A few places where the fallout of the Yee affair as well as the indictment of Sen. Ron Calderon and the conviction of Sen. Rod Wright just might play out—

The California Citizens Compensation Commission is considering approving a raise in the salaries of state elected officials. Indications are commissioners were leaning in that direction even though California legislators are the highest paid in the country.

Now three of those legislators are receiving those highest-in-the-country salaries even after being suspended from the state Senate. Even if the suspended politicians do not benefit from the raises if they eventually come about, the fact that the three senators are being paid while not working is an issue that troubles many. Leaders of the Senate proposed a constitutional amendment to correct the situation of a suspended legislator receiving pay but that is not the law now.

Given the controversy over the pay issue, can the compensation commission move forward with raises?

Following Wright’s conviction on eight counts of perjury and voter fraud for not actually living in the district he represented there were many calls for leniency as the judge considered a sentence that could result in an eight-year prison term. It was argued that Wright’s crime was not a serious one; that other legislators might face similar charges if pursued by an aggressive prosecutor.

Whatever the reasons for leniency in the Wright case, the concern about corruption under the Capitol dome has been ratcheted to a boiling point by the subsequent indictment and arrest of two more senators.
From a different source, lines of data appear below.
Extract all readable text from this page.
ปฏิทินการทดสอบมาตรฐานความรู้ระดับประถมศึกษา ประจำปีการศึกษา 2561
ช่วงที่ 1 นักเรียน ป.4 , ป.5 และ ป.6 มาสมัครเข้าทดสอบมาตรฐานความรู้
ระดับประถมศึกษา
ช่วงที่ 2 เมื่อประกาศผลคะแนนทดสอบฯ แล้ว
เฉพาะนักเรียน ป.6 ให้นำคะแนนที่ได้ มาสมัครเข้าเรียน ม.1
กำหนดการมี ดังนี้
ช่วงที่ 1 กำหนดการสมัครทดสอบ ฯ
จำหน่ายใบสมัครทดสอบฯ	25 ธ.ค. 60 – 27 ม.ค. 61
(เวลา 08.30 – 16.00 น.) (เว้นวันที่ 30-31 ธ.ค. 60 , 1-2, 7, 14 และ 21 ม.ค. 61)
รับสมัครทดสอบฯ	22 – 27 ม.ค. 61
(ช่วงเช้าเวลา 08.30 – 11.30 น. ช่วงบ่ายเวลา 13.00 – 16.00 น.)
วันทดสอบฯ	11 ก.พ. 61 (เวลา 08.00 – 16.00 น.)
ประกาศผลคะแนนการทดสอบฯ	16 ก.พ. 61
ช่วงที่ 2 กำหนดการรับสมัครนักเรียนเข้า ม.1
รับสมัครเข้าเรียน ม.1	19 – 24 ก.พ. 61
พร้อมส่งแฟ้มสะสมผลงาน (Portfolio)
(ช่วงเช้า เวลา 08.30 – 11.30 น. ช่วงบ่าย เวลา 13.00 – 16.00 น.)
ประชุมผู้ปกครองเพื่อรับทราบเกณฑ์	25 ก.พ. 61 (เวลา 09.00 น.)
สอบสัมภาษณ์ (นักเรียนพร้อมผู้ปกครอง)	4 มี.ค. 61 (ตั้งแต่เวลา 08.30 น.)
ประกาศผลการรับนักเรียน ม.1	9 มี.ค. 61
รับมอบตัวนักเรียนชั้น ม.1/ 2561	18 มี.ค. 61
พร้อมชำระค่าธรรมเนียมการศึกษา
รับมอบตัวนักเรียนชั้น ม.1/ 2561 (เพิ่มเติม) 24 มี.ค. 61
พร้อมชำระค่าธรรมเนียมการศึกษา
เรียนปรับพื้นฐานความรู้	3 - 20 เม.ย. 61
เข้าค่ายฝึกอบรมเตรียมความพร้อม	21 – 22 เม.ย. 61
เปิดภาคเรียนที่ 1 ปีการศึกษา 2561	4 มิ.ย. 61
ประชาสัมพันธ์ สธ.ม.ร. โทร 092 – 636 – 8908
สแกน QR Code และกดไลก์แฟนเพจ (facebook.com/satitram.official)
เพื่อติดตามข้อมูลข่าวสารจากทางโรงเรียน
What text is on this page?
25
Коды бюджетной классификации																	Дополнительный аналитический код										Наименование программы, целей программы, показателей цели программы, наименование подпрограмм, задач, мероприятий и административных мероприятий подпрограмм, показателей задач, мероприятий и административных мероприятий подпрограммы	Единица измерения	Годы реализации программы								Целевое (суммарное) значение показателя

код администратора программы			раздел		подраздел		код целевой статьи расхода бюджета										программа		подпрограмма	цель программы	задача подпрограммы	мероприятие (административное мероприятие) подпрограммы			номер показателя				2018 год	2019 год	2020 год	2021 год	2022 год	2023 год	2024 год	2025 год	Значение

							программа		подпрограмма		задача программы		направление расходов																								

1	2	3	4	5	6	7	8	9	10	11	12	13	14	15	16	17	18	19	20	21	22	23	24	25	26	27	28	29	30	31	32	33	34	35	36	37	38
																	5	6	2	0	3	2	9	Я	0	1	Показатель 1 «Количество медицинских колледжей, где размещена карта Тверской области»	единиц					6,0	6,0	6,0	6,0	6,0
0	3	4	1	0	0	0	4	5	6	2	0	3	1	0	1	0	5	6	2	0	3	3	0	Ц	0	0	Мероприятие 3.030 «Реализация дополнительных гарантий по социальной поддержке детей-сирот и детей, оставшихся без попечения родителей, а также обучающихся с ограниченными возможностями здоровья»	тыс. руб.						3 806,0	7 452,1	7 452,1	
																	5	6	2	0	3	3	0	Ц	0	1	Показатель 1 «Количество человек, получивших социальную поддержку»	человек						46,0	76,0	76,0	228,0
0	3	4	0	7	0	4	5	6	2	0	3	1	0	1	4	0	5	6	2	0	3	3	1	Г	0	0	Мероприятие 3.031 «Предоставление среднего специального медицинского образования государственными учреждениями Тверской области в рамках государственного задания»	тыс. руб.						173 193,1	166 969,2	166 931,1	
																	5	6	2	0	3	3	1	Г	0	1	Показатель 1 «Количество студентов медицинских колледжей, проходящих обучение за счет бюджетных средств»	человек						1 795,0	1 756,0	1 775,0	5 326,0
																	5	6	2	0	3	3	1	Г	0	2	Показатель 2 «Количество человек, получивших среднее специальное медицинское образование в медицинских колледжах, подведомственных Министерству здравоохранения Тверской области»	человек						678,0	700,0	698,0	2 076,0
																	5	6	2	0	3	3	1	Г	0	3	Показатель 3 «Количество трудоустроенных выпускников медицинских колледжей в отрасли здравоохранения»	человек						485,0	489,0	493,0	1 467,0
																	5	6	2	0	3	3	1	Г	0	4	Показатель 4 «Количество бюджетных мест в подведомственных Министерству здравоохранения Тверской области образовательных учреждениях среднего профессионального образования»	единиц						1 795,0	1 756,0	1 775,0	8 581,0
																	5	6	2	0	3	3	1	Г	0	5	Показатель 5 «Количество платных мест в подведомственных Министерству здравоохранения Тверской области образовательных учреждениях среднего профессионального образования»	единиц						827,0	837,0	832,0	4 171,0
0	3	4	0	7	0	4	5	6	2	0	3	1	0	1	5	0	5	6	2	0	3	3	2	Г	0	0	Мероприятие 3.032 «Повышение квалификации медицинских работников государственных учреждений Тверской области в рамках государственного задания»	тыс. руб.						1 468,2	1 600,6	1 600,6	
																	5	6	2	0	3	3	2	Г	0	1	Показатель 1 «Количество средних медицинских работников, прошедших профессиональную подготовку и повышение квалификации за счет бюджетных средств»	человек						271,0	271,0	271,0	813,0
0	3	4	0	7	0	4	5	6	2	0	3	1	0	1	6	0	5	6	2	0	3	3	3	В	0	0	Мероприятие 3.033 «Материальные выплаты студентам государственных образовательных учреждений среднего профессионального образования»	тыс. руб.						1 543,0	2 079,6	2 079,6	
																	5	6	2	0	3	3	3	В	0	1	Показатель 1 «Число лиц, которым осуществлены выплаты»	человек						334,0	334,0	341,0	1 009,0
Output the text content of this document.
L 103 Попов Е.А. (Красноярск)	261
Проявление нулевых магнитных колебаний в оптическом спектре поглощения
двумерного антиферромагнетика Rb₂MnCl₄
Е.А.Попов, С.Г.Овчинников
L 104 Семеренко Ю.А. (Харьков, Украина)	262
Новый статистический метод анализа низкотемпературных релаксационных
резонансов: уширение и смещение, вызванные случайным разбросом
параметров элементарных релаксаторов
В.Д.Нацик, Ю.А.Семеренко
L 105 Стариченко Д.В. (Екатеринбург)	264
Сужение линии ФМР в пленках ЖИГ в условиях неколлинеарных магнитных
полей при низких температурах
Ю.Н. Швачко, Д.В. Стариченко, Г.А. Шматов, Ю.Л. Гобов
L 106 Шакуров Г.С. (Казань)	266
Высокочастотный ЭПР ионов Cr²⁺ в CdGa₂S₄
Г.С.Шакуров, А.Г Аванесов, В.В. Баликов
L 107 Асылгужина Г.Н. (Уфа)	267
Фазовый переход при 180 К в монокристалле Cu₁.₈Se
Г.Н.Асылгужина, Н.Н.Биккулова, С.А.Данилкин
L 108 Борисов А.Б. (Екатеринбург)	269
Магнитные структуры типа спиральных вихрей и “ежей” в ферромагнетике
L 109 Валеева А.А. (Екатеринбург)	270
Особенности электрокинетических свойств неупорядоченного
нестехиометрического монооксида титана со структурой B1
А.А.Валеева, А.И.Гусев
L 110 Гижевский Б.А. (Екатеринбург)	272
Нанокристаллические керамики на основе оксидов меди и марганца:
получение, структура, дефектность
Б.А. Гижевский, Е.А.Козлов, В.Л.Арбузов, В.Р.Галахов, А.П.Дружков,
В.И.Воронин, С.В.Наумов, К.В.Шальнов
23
That puts pressure on the judge who will make the first sentencing decision based on corruption charges. Wright’s situation has suffered because of the FBI stings on his colleagues.

Recent media articles defended the leadership of Senate President Pro Tem Darrell Steinberg as not being responsible for a corrupt culture in the Capitol. By all apparent measures, Steinberg is an ethical legislator who did not foster an atmosphere leading to criminal charges against his colleagues.

He certainly didn’t intend to end his political career once he was term-limited out of the Senate. Now the question is raised, what affect will his stewardship of a Senate session remembered for FBI stings and legislators’ arrests have on Steinberg’s political ambitions?

That would be up to the voters. And, the voters will also be tested in an odd way with the Yee scandal. Senator Yee has quit the Secretary of State’s race but his name will appear on the ballot. How closely do voters who have the ultimate say in our government follow public affairs? Voters could scramble the outcome of the hotly contested Secretary of State race by giving the San Francisco senator a healthy number of votes at the election. Board of Equalization member Betty Yee, running for state Controller, could be affected adversely if unaware voters confuse her with the disgraced senator.